Seu Delegado José Unias de Talabarte Cerqueira é filho do Desembargador Talabarte Cerqueira e neto do falecido Sinhô Talabarte, proprietário de muitas sesmarias e de um sem-número de reses e almas. Sua mãe, dona Maria Helena Soares de Talabarte Cerqueira, era filha de outro poderoso: o também falecido Major Emiliano Oliveira Soares.

      Irmão de muitos doutores e professoras, Zé Unias formou-se em Direito. Tentaram, como não poderia deixar de ser, enfia-lo na política, para o que não levava o menor jeito. Tinha gosto pelo mando e um prazer grande em desvendar enigmas. Virou delegado.

      Ainda candidato a vereador, descobriu Maria em seus 15 anos. Endoideceu. Sem consultar família, foi propor-lhe casamento. A menina se riu. Queria casar não.

      O homem tentou de um tudo: de flores, presentes e promessa de vida feliz, até o suicídio acompanhado de bilhete lacrimoso. Nada demoveu a moça de sua decisão de não-amor.

      O Desembargador ainda intercedeu pelo filho, apesar da oposição da esposa. Sabia o que era aquilo. Convencido de que seus dias seriam menos tediosos com Joana Maria, filha do açougueiro, não queria cometer o mesmo erro de seu pai, o velho Talabarte. Queria o filho, se não feliz, ao menos sem úlcera.

      Maria manteve inalterada sua determinação.
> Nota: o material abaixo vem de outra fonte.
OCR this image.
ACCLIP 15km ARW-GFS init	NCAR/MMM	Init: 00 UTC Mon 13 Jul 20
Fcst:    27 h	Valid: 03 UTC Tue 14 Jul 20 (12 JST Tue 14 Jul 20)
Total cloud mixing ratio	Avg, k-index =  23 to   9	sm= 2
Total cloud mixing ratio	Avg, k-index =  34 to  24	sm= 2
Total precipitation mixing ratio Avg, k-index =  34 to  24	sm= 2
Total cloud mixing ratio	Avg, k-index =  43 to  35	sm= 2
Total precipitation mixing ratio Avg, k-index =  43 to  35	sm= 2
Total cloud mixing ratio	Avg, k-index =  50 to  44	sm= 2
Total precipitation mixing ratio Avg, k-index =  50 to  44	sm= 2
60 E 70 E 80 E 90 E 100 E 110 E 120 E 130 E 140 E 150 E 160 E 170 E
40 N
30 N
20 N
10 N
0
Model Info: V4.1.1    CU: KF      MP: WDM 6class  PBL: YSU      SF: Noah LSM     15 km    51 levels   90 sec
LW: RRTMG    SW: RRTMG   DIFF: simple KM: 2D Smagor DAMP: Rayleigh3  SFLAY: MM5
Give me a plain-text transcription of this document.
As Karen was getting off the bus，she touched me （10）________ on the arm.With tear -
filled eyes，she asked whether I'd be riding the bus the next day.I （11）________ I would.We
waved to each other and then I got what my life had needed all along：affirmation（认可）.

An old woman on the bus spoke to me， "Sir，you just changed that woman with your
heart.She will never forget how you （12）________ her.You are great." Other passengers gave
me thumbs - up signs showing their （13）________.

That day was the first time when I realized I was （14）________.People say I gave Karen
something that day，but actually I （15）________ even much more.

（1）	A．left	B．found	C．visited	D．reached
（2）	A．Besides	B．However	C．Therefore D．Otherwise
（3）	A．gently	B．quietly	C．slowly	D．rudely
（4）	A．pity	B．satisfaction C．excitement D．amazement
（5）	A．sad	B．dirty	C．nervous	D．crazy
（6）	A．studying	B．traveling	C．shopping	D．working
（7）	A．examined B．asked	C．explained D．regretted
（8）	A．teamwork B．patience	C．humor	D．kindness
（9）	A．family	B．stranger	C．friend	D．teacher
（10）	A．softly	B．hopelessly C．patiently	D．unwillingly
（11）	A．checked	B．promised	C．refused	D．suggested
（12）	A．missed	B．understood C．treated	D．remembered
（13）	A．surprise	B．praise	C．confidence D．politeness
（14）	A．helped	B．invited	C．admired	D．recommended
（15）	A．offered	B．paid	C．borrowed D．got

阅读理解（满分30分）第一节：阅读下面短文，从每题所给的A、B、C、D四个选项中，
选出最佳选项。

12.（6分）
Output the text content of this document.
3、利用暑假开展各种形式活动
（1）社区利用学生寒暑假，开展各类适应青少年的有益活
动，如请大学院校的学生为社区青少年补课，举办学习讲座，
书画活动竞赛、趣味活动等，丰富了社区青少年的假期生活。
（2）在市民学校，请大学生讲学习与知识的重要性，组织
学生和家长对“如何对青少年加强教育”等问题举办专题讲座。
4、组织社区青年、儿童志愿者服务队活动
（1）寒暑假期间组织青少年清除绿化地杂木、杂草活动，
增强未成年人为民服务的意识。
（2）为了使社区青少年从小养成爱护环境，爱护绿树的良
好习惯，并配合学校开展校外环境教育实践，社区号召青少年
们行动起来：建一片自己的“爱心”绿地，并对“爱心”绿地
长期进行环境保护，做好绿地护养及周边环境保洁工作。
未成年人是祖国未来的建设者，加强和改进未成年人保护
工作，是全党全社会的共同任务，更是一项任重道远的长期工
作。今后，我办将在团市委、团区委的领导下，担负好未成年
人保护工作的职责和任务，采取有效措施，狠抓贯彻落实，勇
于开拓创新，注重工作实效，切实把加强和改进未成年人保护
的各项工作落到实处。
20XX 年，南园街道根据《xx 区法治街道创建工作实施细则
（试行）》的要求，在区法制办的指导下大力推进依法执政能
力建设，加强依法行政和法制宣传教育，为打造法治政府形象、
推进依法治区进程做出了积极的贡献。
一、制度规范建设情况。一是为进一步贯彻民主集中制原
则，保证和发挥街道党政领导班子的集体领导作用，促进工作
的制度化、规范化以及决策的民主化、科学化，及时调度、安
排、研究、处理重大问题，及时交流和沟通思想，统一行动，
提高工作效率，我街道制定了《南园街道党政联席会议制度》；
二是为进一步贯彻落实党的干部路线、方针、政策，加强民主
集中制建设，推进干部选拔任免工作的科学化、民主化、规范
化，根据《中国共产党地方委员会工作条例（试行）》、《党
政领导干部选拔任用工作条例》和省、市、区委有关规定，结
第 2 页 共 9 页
Zé Unia foi mandado numa viagem de esquecimento e cura. Voltou um ano depois. Vendo de novo a garota, agora, aos 16 anos, ainda mais Maria, teve uma forte recaída e retomou o assédio. Só que, desta vez, com calma, com estratégia, como quem caça passarinho.

      Foi daí que, no ano seguinte, ele chegou. E tudo virou um precipício só. Seu Delegado Zé Unias viveu seu pior inferno.

      Agora, tinha esse caso nas mãos: onde andavam Maria e o irmão? Por que Dona Maria e o marido não quiseram esclarecer nada e também se foram? Havia um homicídio a apurar.

      O delegado olhava a foto de Maria sobre sua escrivaninha. Foi tirada numa noite em que ele mandara detê-la por estar bebendo numa roda de amigos.

      – A senhorita me acompanhe.

      – Como é?

      – A senhorita é menor e está consumindo bebida alcoólica.

     – Deixe de história, Zé Unia. Vá caçá ladrão, vá.

      – Cabo!

      – Nhô…

      – Prenda o dono do estabelecimento e conduza essa moça e esse pessoal até a delegacia.

      Foi aquele alvoroço. Xingaram, protestaram. O dono da bodega chorou, pediu pelamordedeus. Teve jeito não: foram todos para a delegacia.

      Mas o que ele mais gostou foi o olhar de ódio que ela lhe dispensava. Amou aquilo.

      Amou-a naquele ódio dela. E, aproveitou, pediu pro escrivão fichar todo mundo, com foto datada e tudo.

      – Mas, seu delegado, eles tudo são menor. Só não seu Ubaldo, da bodega.

      – Tá conversando muito, seu Teodoro!

      – Sim sinhô…

      Aquela foto não tava boa. Ela tava ali com aquela mesma cara de deboche de sempre. Não com aquela mirada de ódio e ira que o tinha excitado. Mas já era alguma coisa, para quem dela não tinha sequer nada.